At midday they came upon the large man-made hill Kammal had described. As they climbed upward they realized that beneath them lay buried the ancient city of Hazor. Jossi was elated. “Do you realize that Joshua may have been
standing on this very spot when he conquered the city from the Canaanites!” Jossi went about collecting bits of broken pottery which were strewn all about. Since his very first sight of the Holy Land, Jossi had been in such a state of joy that he was completely unaware of the bad mood that had been overtaking Yakov. Yakov did not want to spoil his brother’s happiness so he remained silent, but his sullenness grew by the minute.
At dusk they reached Rosh Pinna, the Cornerstone, the farthest northern settlement of Jews. Their arrival produced a great furor. In a small building which served as the meeting room they were eagerly questioned. But it was forty months since they had left Zhitomir and they could only say that the pogroms that had started in 1881 were getting progressively worse.

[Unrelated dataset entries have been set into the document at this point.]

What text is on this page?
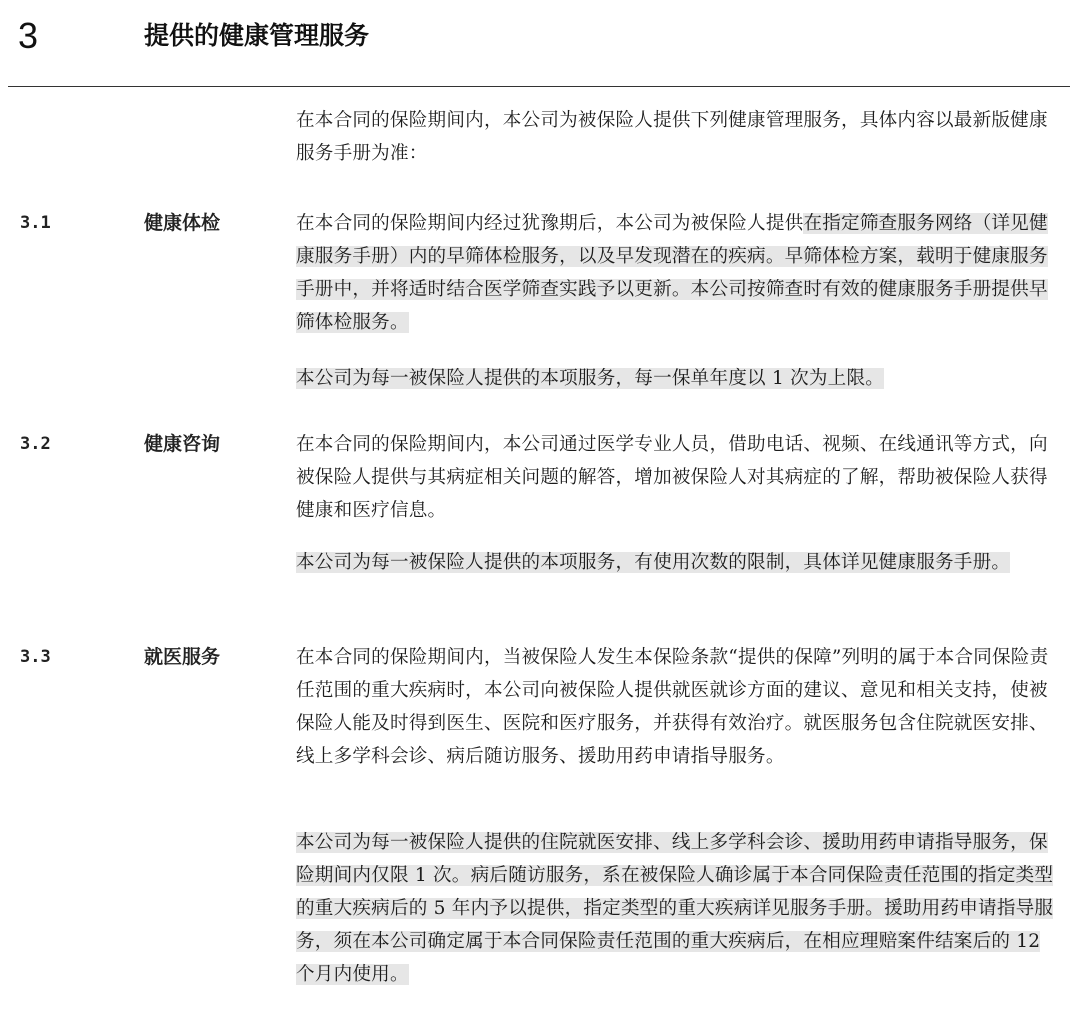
3	提供的健康管理服务

在本合同的保险期间内，本公司为被保险人提供下列健康管理服务，具体内容以最新版健康服务手册为准：

3.1	健康体检	在本合同的保险期间内经过犹豫期后，本公司为被保险人提供在指定筛查服务网络（详见健康服务手册）内的早筛体检服务，以及早发现潜在的疾病。早筛体检方案，载明于健康服务手册中，并将适时结合医学筛查实践予以更新。本公司按筛查时有效的健康服务手册提供早筛体检服务。

本公司为每一被保险人提供的本项服务，每一保单年度以 1 次为上限。

3.2	健康咨询	在本合同的保险期间内，本公司通过医学专业人员，借助电话、视频、在线通讯等方式，向被保险人提供与其病症相关问题的解答，增加被保险人对其病症的了解，帮助被保险人获得健康和医疗信息。

本公司为每一被保险人提供的本项服务，有使用次数的限制，具体详见健康服务手册。

3.3	就医服务	在本合同的保险期间内，当被保险人发生本保险条款“提供的保障”列明的属于本合同保险责任范围的重大疾病时，本公司向被保险人提供就医就诊方面的建议、意见和相关支持，使被保险人能及时得到医生、医院和医疗服务，并获得有效治疗。就医服务包含住院就医安排、线上多学科会诊、病后随访服务、援助用药申请指导服务。

本公司为每一被保险人提供的住院就医安排、线上多学科会诊、援助用药申请指导服务，保险期间内仅限 1 次。病后随访服务，系在被保险人确诊属于本合同保险责任范围的指定类型的重大疾病后的 5 年内予以提供，指定类型的重大疾病详见服务手册。援助用药申请指导服务，须在本公司确定属于本合同保险责任范围的重大疾病后，在相应理赔案件结案后的 12 个月内使用。
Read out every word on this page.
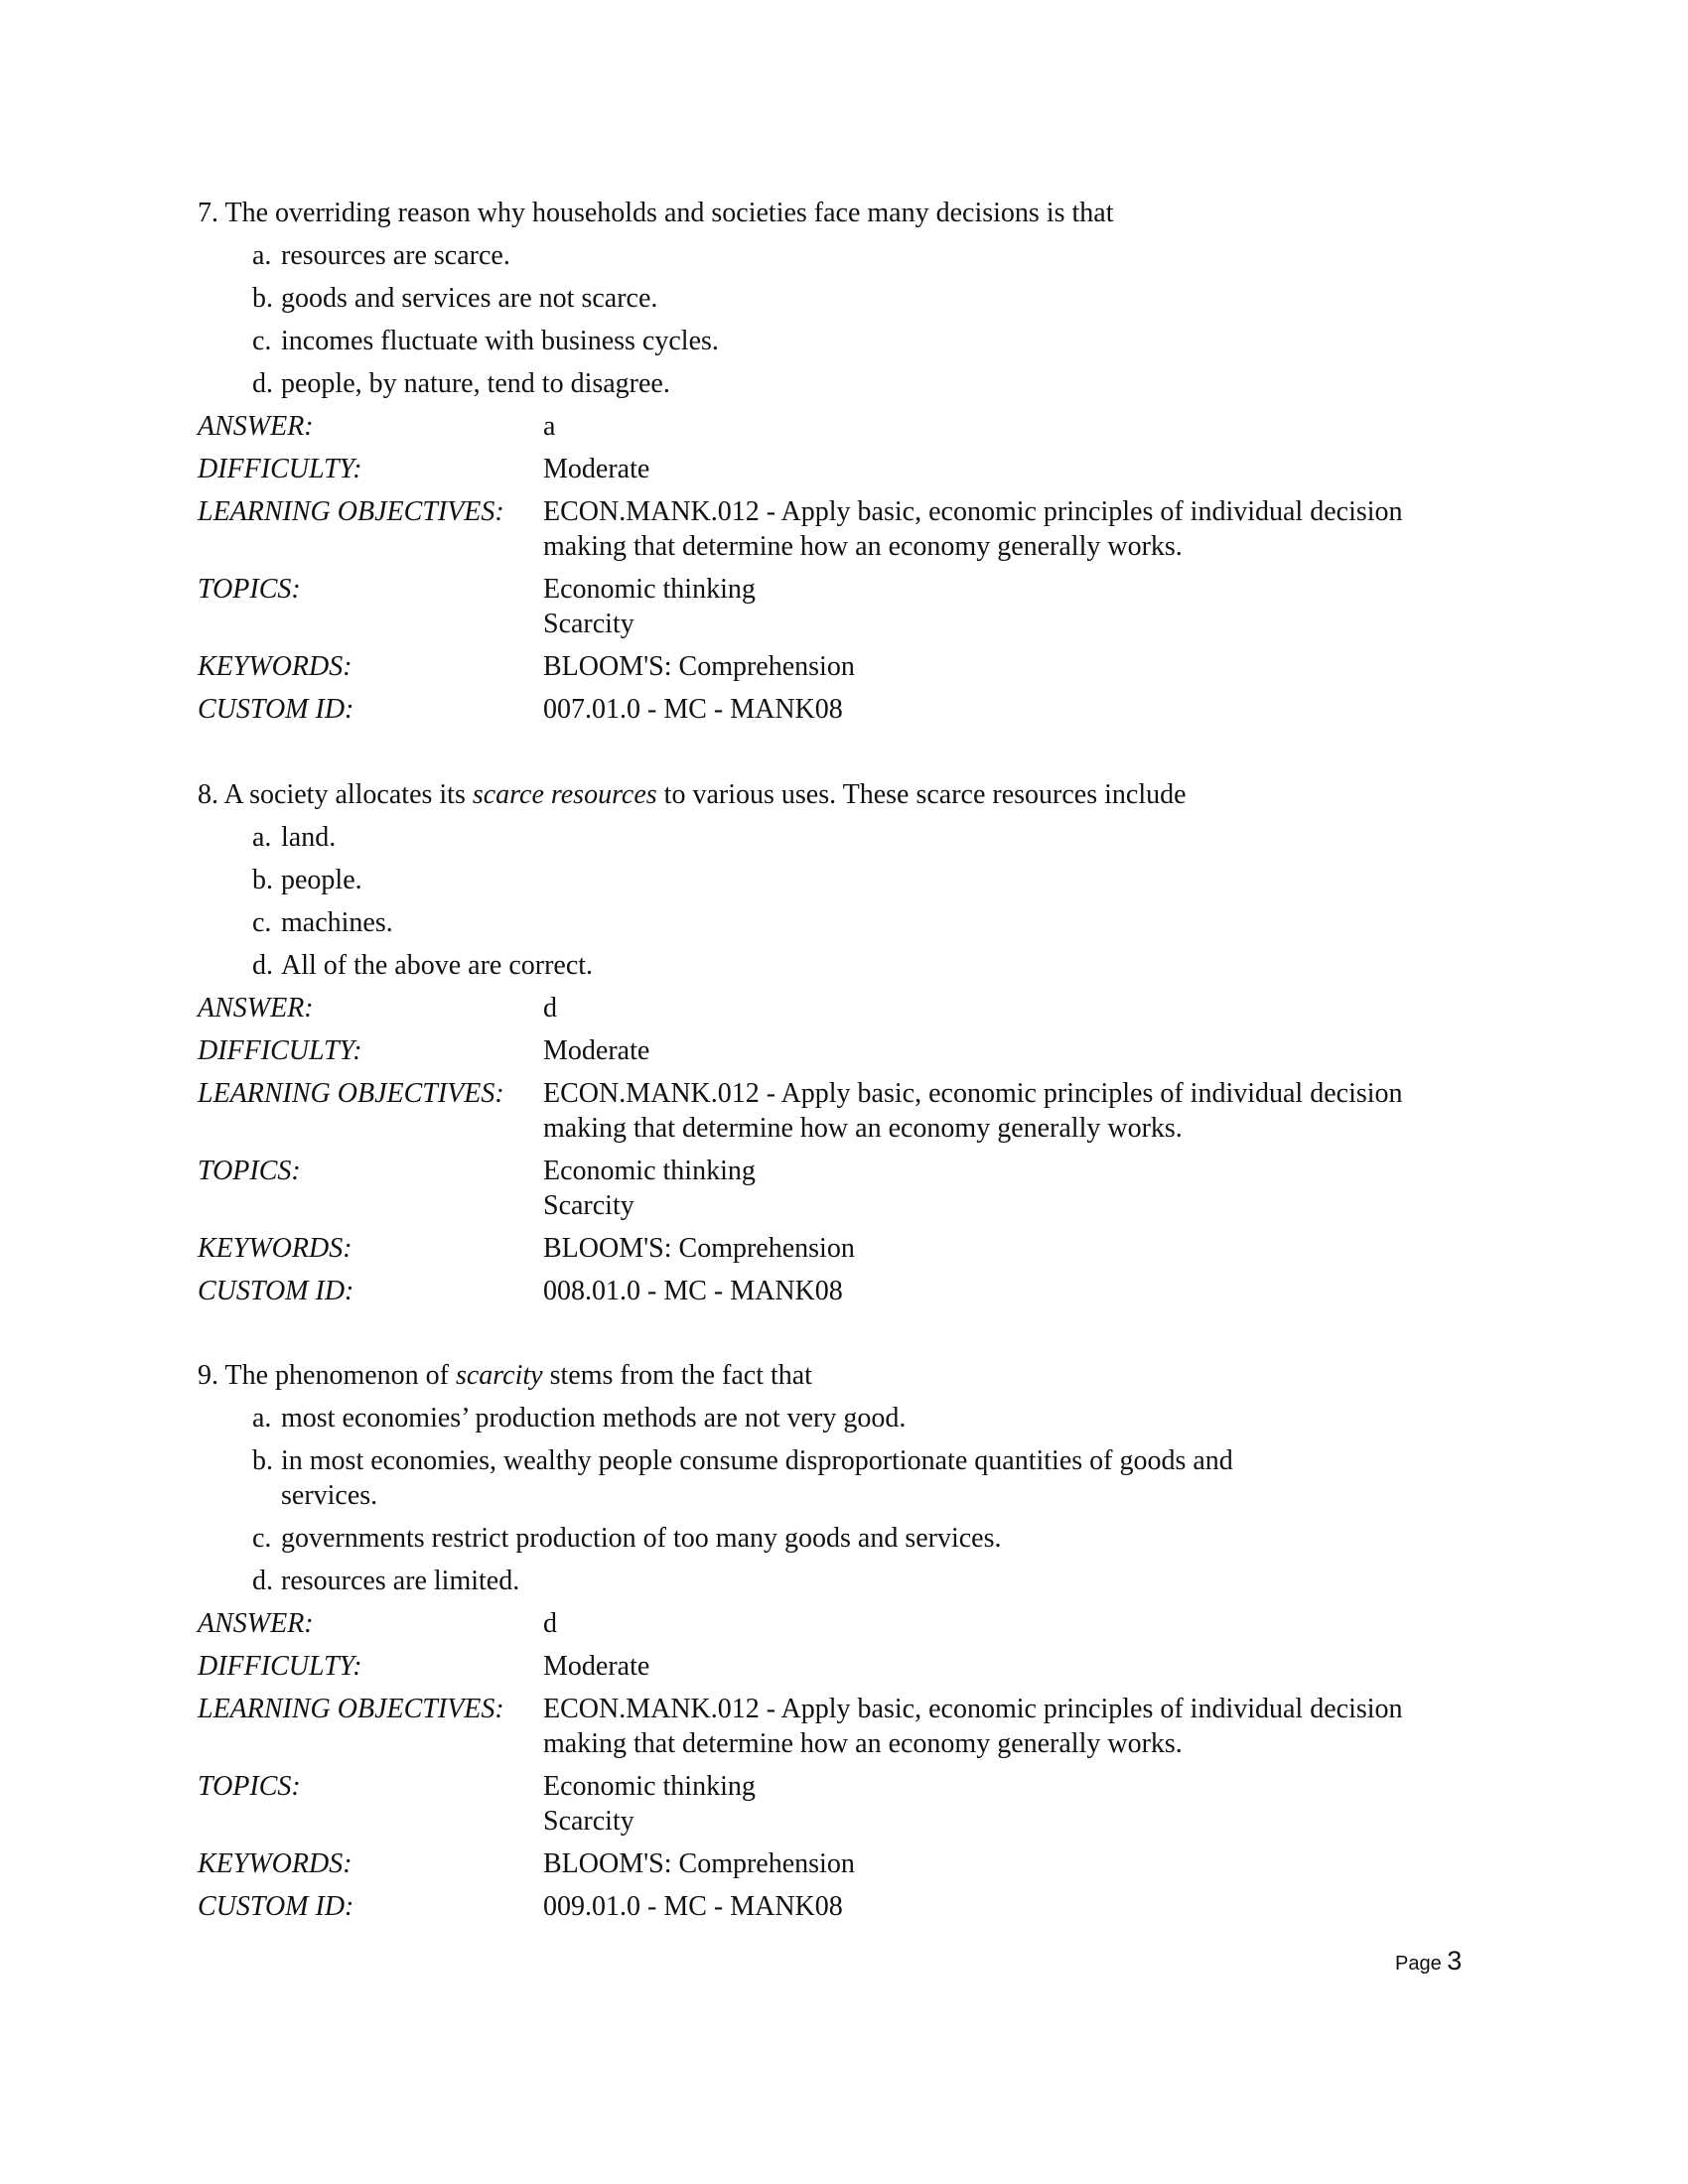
7. The overriding reason why households and societies face many decisions is that
a. resources are scarce.
b. goods and services are not scarce.
c. incomes fluctuate with business cycles.
d. people, by nature, tend to disagree.
ANSWER:	a
DIFFICULTY:	Moderate
LEARNING OBJECTIVES:	ECON.MANK.012 - Apply basic, economic principles of individual decision
making that determine how an economy generally works.
TOPICS:	Economic thinking
Scarcity
KEYWORDS:	BLOOM'S: Comprehension
CUSTOM ID:	007.01.0 - MC - MANK08
8. A society allocates its scarce resources to various uses. These scarce resources include
a. land.
b. people.
c. machines.
d. All of the above are correct.
ANSWER:	d
DIFFICULTY:	Moderate
LEARNING OBJECTIVES:	ECON.MANK.012 - Apply basic, economic principles of individual decision
making that determine how an economy generally works.
TOPICS:	Economic thinking
Scarcity
KEYWORDS:	BLOOM'S: Comprehension
CUSTOM ID:	008.01.0 - MC - MANK08
9. The phenomenon of scarcity stems from the fact that
a. most economies’ production methods are not very good.
b. in most economies, wealthy people consume disproportionate quantities of goods and services.
c. governments restrict production of too many goods and services.
d. resources are limited.
ANSWER:	d
DIFFICULTY:	Moderate
LEARNING OBJECTIVES:	ECON.MANK.012 - Apply basic, economic principles of individual decision
making that determine how an economy generally works.
TOPICS:	Economic thinking
Scarcity
KEYWORDS:	BLOOM'S: Comprehension
CUSTOM ID:	009.01.0 - MC - MANK08
Page 3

Although both boys concealed their feelings, Rosh Pinna was a terrible disappointment. Instead of flourishing farms they found a rundown village. There were but a few dozen Jews living midst conditions not much better than those of the Arabs of Abu Yesha.
“Sometimes I think it would have been better to have stayed in Russia,” one of the Bilus opined. “At least in the ghetto we were among Jews. We had books to read, music to hear, and people to speak to … there were women. Here, there is nothing.”
“But all those things we heard at the Lovers of Zion meetings––” Jossi said.